Aryan Abazari
I was just 14 years old when I immigrated alone from Iran to the United States. My parents couldn’t come with me. They stayed behind, sending me off with love, fear, and faith that I could somehow build a better life in a new world. I landed in Arizona, where I would live with extended family and try to figure out how to survive; succeed; and, someday, make them proud.

Aryan Abazari
I didn’t speak English. I didn’t know the culture. And I didn’t fully understand how much pressure I carried as a teenager trying to navigate life alone in a foreign country. While other high school students worried about prom or football games, I was focused on things like food stamps, free lunch forms, and saving coins for bus fare. My extended family helped where they could, but money was always tight. I learned quickly that there would be no safety net—only my own discipline and determination.
Through it all, one thing anchored me: my older brother. He remained in Iran with our parents, but he was my greatest support system, constantly encouraging me over calls and messages. He wanted to be a psychologist and always reminded me that helping others made our struggles meaningful. I wanted to become a physician—and together, we dreamed of a future where we could serve others side by side.
But life can be cruel. My brother struggled silently with depression for years. Despite his brilliance, kindness, and ambition, the weight of untreated mental illness eventually overwhelmed him. He died by suicide before he could begin graduate school.
His loss shattered my world.
But it also gave my purpose new urgency. I no longer wanted to be a doctor just to make my family proud. I wanted to become the kind of physician who could recognize invisible wounds, support struggling families, and advocate for mental health—especially among immigrants like us who are too often overlooked.
I also knew I had to be smart with money. As someone with no financial safety net, I understood early that debt could be as dangerous as disease. I watched people in my community drown in bills, defer dreams because of loans, and avoid necessary care due to cost. I promised myself I would never let financial ignorance take away my future.
So. I got to work.
While completing my undergraduate degree in biomedical science, I juggled jobs as a tutor, lab assistant, and classroom cleaner. Every dollar mattered. I learned how to budget using free apps. I devoured personal finance content on YouTube and podcasts—especially from The White Coat Investor. I started building credit the right way, opened a Roth IRA, and used high-yield savings accounts before most of my classmates knew what a deductible was.

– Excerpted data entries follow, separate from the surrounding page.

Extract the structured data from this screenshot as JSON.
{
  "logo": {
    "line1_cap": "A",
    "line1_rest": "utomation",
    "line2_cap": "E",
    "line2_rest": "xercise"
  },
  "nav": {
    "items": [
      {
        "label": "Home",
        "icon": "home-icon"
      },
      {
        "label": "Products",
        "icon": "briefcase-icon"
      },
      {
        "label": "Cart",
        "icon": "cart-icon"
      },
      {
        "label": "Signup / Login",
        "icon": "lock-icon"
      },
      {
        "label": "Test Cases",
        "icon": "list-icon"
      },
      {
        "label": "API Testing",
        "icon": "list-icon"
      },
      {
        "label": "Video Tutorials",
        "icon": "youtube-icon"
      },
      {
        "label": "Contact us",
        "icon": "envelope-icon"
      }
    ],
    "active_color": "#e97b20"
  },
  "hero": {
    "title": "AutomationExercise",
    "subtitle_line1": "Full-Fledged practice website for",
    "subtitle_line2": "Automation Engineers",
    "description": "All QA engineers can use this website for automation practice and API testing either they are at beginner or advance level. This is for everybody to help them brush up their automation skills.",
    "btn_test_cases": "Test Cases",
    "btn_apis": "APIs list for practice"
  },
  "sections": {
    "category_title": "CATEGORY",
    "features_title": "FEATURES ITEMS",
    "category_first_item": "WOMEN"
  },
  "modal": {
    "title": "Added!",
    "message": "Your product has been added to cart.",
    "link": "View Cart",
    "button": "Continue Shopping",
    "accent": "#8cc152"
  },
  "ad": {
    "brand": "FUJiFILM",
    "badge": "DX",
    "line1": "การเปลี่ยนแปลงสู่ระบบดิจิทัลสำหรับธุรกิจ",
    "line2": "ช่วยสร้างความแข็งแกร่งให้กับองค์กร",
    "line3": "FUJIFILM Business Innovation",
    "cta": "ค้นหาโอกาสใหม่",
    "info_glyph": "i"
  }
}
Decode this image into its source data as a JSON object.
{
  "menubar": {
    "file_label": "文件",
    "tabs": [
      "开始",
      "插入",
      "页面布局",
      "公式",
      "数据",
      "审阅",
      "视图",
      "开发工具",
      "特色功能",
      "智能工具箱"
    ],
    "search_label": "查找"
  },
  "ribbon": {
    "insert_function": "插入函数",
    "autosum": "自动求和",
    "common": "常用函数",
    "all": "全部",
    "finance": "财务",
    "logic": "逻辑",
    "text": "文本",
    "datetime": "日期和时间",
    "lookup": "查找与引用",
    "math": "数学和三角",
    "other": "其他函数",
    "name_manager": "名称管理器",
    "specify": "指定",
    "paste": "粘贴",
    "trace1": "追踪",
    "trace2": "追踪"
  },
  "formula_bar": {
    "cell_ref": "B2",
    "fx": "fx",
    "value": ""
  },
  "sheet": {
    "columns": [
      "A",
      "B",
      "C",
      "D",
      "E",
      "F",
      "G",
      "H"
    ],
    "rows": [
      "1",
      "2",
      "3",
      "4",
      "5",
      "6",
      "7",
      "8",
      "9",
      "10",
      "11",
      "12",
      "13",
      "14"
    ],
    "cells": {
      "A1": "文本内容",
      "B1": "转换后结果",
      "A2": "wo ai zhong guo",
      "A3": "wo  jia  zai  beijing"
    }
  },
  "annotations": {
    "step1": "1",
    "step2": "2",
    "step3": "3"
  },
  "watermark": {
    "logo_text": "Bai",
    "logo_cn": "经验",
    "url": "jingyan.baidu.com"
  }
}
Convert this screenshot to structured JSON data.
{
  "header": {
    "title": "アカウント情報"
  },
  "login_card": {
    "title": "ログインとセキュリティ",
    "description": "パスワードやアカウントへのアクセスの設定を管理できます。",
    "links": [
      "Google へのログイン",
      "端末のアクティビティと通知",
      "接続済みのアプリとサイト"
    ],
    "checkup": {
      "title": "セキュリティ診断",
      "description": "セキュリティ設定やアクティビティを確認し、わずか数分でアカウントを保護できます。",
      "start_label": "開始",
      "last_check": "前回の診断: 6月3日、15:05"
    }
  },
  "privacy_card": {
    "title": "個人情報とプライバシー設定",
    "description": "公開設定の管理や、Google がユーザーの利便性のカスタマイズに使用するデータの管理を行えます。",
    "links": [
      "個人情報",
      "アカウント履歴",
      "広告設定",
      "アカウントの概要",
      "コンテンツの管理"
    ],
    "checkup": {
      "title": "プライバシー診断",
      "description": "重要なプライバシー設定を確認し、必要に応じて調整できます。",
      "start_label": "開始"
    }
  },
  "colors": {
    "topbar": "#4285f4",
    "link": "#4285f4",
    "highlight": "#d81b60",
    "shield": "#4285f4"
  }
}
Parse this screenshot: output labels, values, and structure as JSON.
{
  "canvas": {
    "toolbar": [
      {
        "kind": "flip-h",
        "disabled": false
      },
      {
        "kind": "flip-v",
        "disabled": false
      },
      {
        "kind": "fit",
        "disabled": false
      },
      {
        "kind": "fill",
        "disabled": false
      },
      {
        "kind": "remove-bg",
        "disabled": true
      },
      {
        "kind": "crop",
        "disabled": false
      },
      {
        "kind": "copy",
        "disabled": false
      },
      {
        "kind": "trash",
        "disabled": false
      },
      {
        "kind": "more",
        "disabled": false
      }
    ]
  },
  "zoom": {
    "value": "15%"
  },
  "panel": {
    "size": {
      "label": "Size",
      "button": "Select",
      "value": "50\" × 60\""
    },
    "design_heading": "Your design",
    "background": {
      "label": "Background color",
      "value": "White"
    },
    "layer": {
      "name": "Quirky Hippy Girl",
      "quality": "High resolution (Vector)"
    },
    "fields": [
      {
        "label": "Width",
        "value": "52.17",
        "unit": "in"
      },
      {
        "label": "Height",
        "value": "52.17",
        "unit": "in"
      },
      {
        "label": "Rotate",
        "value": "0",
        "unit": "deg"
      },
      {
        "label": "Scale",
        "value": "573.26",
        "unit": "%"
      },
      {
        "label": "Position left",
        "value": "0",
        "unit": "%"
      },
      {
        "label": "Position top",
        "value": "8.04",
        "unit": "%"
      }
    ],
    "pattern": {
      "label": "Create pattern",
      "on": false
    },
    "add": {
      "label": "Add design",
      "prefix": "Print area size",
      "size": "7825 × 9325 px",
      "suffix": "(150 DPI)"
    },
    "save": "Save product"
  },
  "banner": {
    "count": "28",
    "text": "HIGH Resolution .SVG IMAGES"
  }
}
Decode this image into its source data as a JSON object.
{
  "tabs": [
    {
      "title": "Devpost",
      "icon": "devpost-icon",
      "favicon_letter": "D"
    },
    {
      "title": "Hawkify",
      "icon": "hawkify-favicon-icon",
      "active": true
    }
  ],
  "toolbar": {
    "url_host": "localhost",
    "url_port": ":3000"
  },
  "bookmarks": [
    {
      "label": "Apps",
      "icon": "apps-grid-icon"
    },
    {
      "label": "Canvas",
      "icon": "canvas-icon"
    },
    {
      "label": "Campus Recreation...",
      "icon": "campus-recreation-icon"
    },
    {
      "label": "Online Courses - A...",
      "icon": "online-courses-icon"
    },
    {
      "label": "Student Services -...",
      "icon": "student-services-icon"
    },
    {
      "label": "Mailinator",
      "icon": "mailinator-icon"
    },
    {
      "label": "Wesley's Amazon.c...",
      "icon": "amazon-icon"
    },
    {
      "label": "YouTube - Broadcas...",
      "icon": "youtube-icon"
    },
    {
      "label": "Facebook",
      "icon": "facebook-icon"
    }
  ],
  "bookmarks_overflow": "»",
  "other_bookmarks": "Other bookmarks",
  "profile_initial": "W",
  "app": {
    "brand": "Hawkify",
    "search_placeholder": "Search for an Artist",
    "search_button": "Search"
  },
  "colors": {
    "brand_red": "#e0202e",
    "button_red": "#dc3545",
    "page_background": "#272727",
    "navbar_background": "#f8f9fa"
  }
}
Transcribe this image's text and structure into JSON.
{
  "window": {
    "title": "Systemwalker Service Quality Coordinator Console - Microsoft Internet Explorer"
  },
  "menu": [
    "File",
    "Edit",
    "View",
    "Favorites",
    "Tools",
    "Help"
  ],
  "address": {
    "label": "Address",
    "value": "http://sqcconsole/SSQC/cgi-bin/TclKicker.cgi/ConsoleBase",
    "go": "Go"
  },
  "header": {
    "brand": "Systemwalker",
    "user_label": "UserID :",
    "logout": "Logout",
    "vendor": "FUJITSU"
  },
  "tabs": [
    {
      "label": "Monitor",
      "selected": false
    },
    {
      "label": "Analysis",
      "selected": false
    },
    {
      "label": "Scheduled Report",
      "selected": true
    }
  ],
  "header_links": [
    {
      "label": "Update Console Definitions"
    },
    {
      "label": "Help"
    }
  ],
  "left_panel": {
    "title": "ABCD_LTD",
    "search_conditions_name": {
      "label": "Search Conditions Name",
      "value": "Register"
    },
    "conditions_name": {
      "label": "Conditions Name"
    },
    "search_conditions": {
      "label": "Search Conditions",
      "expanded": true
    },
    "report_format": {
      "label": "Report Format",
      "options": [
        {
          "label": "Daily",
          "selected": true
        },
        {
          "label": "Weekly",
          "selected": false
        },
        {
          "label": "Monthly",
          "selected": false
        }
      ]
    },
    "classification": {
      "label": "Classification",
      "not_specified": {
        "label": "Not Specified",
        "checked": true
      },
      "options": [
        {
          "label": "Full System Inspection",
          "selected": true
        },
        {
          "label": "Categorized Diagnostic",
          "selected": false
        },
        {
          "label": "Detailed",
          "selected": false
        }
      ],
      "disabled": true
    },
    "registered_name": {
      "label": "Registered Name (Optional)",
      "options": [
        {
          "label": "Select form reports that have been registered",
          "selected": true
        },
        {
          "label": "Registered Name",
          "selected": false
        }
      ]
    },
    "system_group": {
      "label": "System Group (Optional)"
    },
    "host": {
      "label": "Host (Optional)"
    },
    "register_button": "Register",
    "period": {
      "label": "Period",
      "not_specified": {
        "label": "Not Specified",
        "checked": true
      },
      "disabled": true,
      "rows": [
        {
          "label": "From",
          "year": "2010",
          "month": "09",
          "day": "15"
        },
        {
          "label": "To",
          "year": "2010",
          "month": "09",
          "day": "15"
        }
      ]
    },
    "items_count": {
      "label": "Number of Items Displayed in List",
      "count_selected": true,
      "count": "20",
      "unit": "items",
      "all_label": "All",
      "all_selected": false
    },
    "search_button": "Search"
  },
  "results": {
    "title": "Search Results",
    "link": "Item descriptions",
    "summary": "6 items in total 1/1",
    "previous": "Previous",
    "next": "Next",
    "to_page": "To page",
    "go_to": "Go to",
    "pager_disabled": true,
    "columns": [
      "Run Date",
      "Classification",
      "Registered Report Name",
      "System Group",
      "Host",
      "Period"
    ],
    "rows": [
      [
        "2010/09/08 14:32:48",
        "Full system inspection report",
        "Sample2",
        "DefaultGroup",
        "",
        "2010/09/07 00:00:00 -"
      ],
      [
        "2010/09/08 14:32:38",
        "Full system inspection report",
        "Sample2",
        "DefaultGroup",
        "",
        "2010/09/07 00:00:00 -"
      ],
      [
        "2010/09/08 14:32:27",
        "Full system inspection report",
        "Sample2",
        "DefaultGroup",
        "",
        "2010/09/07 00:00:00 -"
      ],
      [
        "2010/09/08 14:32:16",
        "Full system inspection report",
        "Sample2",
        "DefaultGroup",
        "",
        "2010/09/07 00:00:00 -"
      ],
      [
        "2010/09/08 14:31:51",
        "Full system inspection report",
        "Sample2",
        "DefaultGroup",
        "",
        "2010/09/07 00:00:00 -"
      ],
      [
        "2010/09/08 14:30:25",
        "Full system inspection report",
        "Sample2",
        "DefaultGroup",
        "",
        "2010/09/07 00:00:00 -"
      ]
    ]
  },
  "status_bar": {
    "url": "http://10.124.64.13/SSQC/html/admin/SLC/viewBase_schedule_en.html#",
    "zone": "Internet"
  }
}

When I entered a post-baccalaureate program to improve my medical school chances, I stuck to a strict financial plan. I lived in a modest room, meal-prepped every week, and bought a used 2008 Honda Civic in cash after saving for years. No luxuries. No credit card debt. Just relentless focus. While some peers went on vacations or upgraded their electronics, I invested in myself—slowly, steadily, and with purpose.
Now, as I apply to medical schools, I’m bringing that same mindset with me. I track application costs on a spreadsheet, apply for every aid opportunity available, and strategically target schools with reasonable tuition and strong support systems. The AAMC Fee Assistance Program helped me cover my MCAT and primary applications, which felt like a miracle. Without it, I don’t know how I could’ve afforded to apply.
I’ve been accepted to two medical schools so far. As I decide where to go, I’m not just thinking about prestige—I’m thinking about student loan interest rates, living costs, future repayment plans, and long-term stability. My plan is to live like a resident before I become one: minimal rent, no car loans, and a budget that prioritizes needs over wants. Medicine is my mission, but financial freedom is my foundation.
My brother’s death taught me that life is fragile, that mental health is everything, and that purpose can be born from pain. His dream to help others didn’t die with him—it lives on in me. And now, I want to help others heal emotionally, physically, and even financially. I want to be the kind of doctor who listens carefully, who understands what it means to live in survival mode, and who empowers patients with not just treatment but with hope.
I may not have parents here, or wealth, or a picture-perfect past. But I do have something just as powerful: vision, grit, and gratitude. Every time I study, every time I decline a luxury I can’t afford, every time I volunteer or mentor someone younger than me, I feel closer to the doctor I want to become.
To the future medical students reading this: your background doesn’t limit you. Your debt doesn’t define you. Start learning about money now. Use budgeting tools. Avoid unnecessary loans. Open a Roth IRA if you can. Build good credit early. Live frugally during school so you can practice medicine without being shackled by financial stress. You don’t need to be rich—you just need to be wise.
And to the judges reading this: thank you for creating space for stories like mine. This journey isn’t just about white coats. It’s about everything we carry with us when we earn them—our trauma, our resilience, our families, and our faith in a better future.